Back in December, GC English student Sarah Ruth Jacobs posted about the possibility of losing software that might be of interest to English students:
There are 5 installations of a text mining software that can be used for qualitative and quantitative textual analysis called QDA Miner with WordStat and Simstat in room 5487 at the Grad Center. The IT person at the meeting said that it has only been used ONCE, and so if we want to keep it we need to use it.
Having absolutely zero experience with text mining software, I decided to ask the person responsible for using it ONCE if the rest of us folk were missing out on anything.
Enter the English department’s very own digital guru Amanda Licastro, who used text mining tools for a paper in Spring 2011 in order to analyze 36 prefaces published between 1600 to 1800. Drawing from Franco Moretti’s 2009 Style, Inc. Reflections on Seven Thousand Titles (British Novels, 1740–1850), Amanda used these tools to identify frequent keywords in her sample selection. By analyzing these keywords and their contexts — with both new tools and traditional methods — she was able to make several suggestions about the role of the preface in the 18th century.
But the other interesting thing about her paper is her comparison of two different types of text mining tools. Amanda experimented with both QDA Miner with Wordstat 6.1 (which clocks in around $4000 for commercial use) and also a similar (though free and open source) tool, Intelligent Archive. Though Intelligent Archive did not come with all the bells and whistles of QDA Miner (such as automatically outputting charts like the one shown above), Amanda did recommend the open source tool as a respectable alternative. Just remember, regardless of which tool one uses, to “always clean up your data!”
I thank Amanda for her full comparison here:
There are remarkable differences between the two programs, and as part of this experiment I would like to point to several that are significant in terms of textual analysis. The Intelligent Archive allows the user to filter out common words such as prepositions and articles, WordStat does not. It also allows you to search coded text if you have a text uploaded in the Textual Coding Initiative (TEI) format. As of May 2011, TCP has released thousands of TEI encoded eighteenth century texts, but they are still not publicly available to download. The QDA Miner solves this problem by allowing you to code text easily within the program. The user can encode any amount of text and designate it as a part of a user generated category. The coded text can overlap and be coded as more than one category. The coded text is searchable, and the user can perform content and statistical analysis using the data from one category of coded text, or can compare multiple sets of data. For instance, you can do a word frequency on one set of coded text and the results will show that word in the context of a sentence or paragraph, determined by the user before the search. The user can then eliminate uses of the word that do not fit the experiment before opening the list in WordStat to create graphs or charts that display the results. This gives the user more control over their results by adding a process that at this time still necessitates human intervention, because the program cannot yet identify the meaning of a word by the context in which it is used. It would be impossible to create valid codes and properly narrow the results without a strong understanding of the original material. In other words, it is at this point when traditional literary scholarship is necessary.

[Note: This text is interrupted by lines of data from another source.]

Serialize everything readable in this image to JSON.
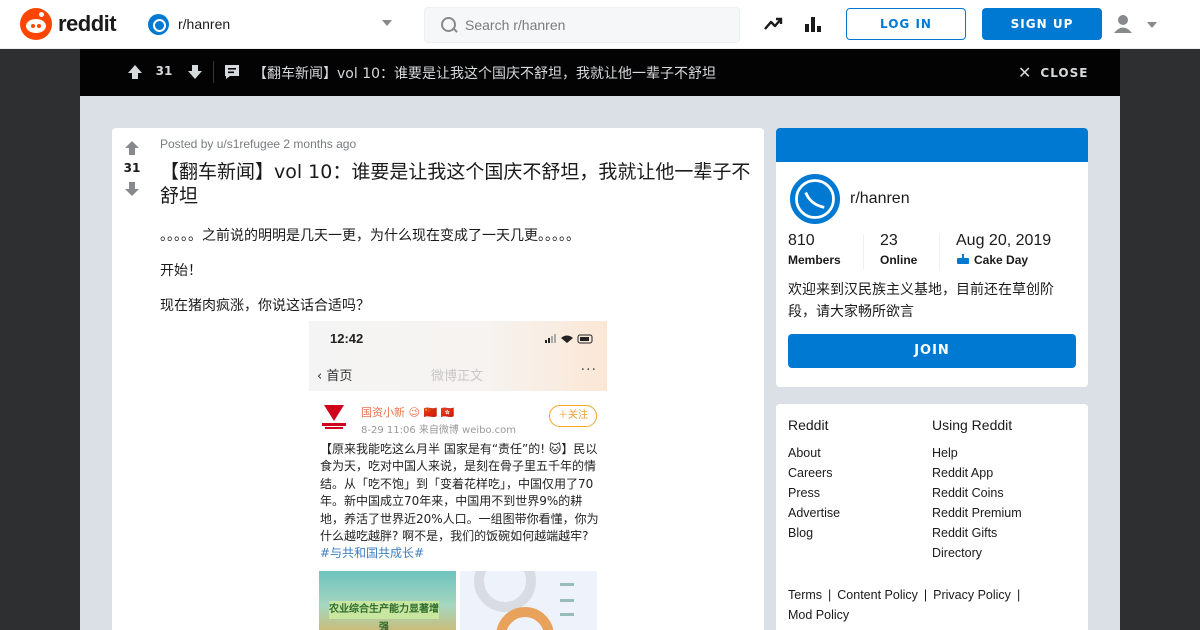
{
  "header": {
    "logo_text": "reddit",
    "subreddit": "r/hanren",
    "search_placeholder": "Search r/hanren",
    "login_label": "LOG IN",
    "signup_label": "SIGN UP"
  },
  "postbar": {
    "score": "31",
    "title": "【翻车新闻】vol 10：谁要是让我这个国庆不舒坦，我就让他一辈子不舒坦",
    "close_label": "CLOSE"
  },
  "post": {
    "meta": "Posted by u/s1refugee 2 months ago",
    "score": "31",
    "title": "【翻车新闻】vol 10：谁要是让我这个国庆不舒坦，我就让他一辈子不舒坦",
    "paragraphs": [
      "。。。。。之前说的明明是几天一更，为什么现在变成了一天几更。。。。。",
      "开始！",
      "现在猪肉疯涨，你说这话合适吗？"
    ],
    "image": {
      "time": "12:42",
      "back_label": "首页",
      "heading": "微博正文",
      "more": "···",
      "author": "国资小新 😉 🇨🇳 🇭🇰",
      "date": "8-29 11:06  来自微博 weibo.com",
      "follow": "＋关注",
      "text": "【原来我能吃这么月半 国家是有“责任”的! 🐱】民以食为天，吃对中国人来说，是刻在骨子里五千年的情结。从「吃不饱」到「变着花样吃」，中国仅用了70年。新中国成立70年来，中国用不到世界9%的耕地，养活了世界近20%人口。一组图带你看懂，你为什么越吃越胖? 啊不是，我们的饭碗如何越端越牢? ",
      "tag": "#与共和国共成长#",
      "banner_text": "农业综合生产能力显著增强"
    }
  },
  "sidebar": {
    "about": {
      "name": "r/hanren",
      "members_count": "810",
      "members_label": "Members",
      "online_count": "23",
      "online_label": "Online",
      "cake_date": "Aug 20, 2019",
      "cake_label": "Cake Day",
      "description": "欢迎来到汉民族主义基地，目前还在草创阶段，请大家畅所欲言",
      "join_label": "JOIN"
    },
    "links": {
      "col1_heading": "Reddit",
      "col1": [
        "About",
        "Careers",
        "Press",
        "Advertise",
        "Blog"
      ],
      "col2_heading": "Using Reddit",
      "col2": [
        "Help",
        "Reddit App",
        "Reddit Coins",
        "Reddit Premium",
        "Reddit Gifts",
        "Directory"
      ],
      "footer": [
        "Terms",
        "Content Policy",
        "Privacy Policy",
        "Mod Policy"
      ]
    }
  },
  "colors": {
    "brand": "#ff4500",
    "accent": "#0079d3",
    "overlay": "#030303",
    "backdrop": "#dae0e6"
  }
}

Thanks for your comment, Sarah! It would be awesome if you share the results of your demo! Keep me posted.
First of all, thank you for featuring my work Erin! Lida, at this time (Spring 2011) I was using a 30-day free trial version the GC was offering to determine it would be a helpful tool for students. I assume my use and recommendation was considered when purchasing the software. Given that it was only a trial version and that I only had 30 days – without a proficient user or representative to guide my use of the product – I did my best to teach myself how to use the tool. I strongly believe in this form of exploration and self-guided learning, and I would suggest anyone interested in text mining check out new tools such at Voyant voyant-tools.org or Voyeur voyeurtools.org. The best way to find which tool is right for your project is to explore BambooDIRT (the list of text analysis tools can be found here: http://dirt.projectbamboo.org/categories/text-mining?field_platform_value=All&field_cost_value=All&term_node_tid_depth=All&sort_by=title&sort_order=ASC). I hope this was helpful!
Thanks for this post, Erin. I’m going to contact the commenter above, Lida (I found her email from a Google search), to arrange a demo.
I work for Provalis Research and we support our clients in hope that they will use it in a productive way. It is sad for me to learn that those five copies are not being used. For this reason, we would be happy to offer you a free web demonstration of our tools to interested students and professors. Typically a demo could last from 30 to 90 minutes. We can even do a demo on data you provide to us.
If I may, I would like to make a correction. We always appreciate comparison between our tools and other existing software. This is how we improve our tools. So I did appreciate reading the comparison with Intelligent Archive. There was however an obvious mistake: WordStat does allow the user to filter out common words such as prepositions and articles. It is called the “exclusion list” (also known as the stop word list). We actually have exclusion lists for 18 languages.
Having said that, if there are missing features in QDA Miner or WordStat that would make our software more useful for your community of researchers, let us know.